Nick: We went over some RKC armbar variations I hadn’t done before. Phil had everyone moving quickly in them, but with the number one safety rule: maintaining the wedge. We started on our backs with both legs still straight with heels flexed to get ready to move into the arm bar position. We were to keep the toe pointing towards our faces the whole time on the foot on the same side as the kettlebell. That leg then raises up and all the way across the body. Every time that leg moves though, your shoulders are packed, you’re pressing your lower back into the ground—and the same is true when you come out of it too.

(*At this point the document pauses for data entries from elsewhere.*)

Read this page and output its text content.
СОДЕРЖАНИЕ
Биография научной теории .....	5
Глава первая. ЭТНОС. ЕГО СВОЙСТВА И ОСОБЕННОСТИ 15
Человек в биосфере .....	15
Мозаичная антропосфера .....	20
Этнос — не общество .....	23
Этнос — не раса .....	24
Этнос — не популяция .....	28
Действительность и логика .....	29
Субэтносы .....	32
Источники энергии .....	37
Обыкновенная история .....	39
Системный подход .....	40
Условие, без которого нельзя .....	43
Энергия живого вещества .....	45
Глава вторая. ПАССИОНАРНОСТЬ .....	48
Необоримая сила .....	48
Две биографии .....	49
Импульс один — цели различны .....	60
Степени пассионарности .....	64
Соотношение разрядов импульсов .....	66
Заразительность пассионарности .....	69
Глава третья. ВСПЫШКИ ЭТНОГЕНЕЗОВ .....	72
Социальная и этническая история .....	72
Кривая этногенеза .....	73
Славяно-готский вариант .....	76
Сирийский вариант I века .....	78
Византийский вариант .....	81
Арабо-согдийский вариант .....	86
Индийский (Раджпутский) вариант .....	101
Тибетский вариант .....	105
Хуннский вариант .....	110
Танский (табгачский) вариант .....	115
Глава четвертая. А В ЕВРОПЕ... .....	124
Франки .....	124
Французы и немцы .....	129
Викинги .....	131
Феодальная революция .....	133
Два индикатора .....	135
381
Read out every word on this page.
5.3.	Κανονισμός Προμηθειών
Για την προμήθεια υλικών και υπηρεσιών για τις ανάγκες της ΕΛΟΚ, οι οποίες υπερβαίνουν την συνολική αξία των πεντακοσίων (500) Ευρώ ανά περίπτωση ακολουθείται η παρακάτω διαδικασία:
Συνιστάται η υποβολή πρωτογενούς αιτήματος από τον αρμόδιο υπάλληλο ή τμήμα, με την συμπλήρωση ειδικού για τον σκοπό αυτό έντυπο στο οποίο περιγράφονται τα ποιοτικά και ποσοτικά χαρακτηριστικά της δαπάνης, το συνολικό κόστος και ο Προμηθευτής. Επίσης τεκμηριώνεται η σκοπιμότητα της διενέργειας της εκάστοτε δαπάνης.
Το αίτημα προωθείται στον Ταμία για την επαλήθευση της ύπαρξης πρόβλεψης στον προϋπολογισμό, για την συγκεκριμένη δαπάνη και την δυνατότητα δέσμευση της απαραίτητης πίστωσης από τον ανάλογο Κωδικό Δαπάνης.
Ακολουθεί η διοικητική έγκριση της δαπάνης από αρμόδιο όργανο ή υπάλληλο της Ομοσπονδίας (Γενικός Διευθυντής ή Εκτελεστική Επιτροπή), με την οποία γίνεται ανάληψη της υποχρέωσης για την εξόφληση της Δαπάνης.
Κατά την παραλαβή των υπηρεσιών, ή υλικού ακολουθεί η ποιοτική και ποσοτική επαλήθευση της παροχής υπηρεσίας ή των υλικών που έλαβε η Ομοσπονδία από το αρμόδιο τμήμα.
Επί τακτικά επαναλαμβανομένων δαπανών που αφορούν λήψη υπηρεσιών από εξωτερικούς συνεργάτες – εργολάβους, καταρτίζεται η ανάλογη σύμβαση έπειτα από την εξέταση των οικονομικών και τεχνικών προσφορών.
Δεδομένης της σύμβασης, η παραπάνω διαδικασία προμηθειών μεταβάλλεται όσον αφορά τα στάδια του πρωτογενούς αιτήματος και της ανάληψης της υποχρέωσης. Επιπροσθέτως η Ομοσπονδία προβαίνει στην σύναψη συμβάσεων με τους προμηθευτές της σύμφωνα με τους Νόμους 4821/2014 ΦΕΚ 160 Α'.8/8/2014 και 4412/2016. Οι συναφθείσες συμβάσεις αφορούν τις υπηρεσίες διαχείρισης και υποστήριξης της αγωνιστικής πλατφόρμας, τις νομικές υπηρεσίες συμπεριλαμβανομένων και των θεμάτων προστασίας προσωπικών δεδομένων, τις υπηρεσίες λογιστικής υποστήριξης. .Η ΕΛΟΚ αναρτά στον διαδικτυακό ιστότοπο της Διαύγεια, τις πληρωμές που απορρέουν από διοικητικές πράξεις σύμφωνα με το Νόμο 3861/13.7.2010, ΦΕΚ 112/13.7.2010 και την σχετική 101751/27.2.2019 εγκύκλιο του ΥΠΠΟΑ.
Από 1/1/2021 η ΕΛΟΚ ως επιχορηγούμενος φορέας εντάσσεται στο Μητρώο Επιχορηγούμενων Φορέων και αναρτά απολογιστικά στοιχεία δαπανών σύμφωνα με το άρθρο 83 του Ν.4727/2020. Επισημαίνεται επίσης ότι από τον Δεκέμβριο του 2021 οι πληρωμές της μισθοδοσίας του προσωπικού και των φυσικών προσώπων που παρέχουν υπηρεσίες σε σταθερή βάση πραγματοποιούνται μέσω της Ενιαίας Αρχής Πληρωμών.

Personally, as someone born with a congenital spinal defect (and I’ve avoided surgery) I’m cautious but open-minded about ways to safely strengthen my core. After that exercise, I felt like my whole body was put together really well. Normally twisting exercises with weight seem like we’re begging for injury, but because of the emphasis on the wedge and tension—even while moving quickly with it—everyone agreed they felt really good afterwards. I get something new every time!
Video and Photography by NickNikPhotography
RKC Team Leader Nick Lynch is a Strength and Conditioning Coach at Milwaukee School of Engineering University (MSOE). He owns Superb Health Milwaukee, a kettlebell studio in Milwaukee, WI. He has 13 years of full-time training and coaching experience and a lifetime of wellness education. Nick lives in Milwaukee, WI with his wife Natalie and son Weston.
Adrienne Harvey is a Senior PCC, RKC-II, DVRT, CK-FMS, and author of the upcoming Dragon Door title, Eat Strong, Lift Strong, Move Strong: Proven Secrets for Strength, Power and Robust Energy. She has been RKC Certified since 2010, RKC Level 2 certified since 2011, and a core member of the PCC team. Adrienne loves sharing her knowledge with small groups and individuals.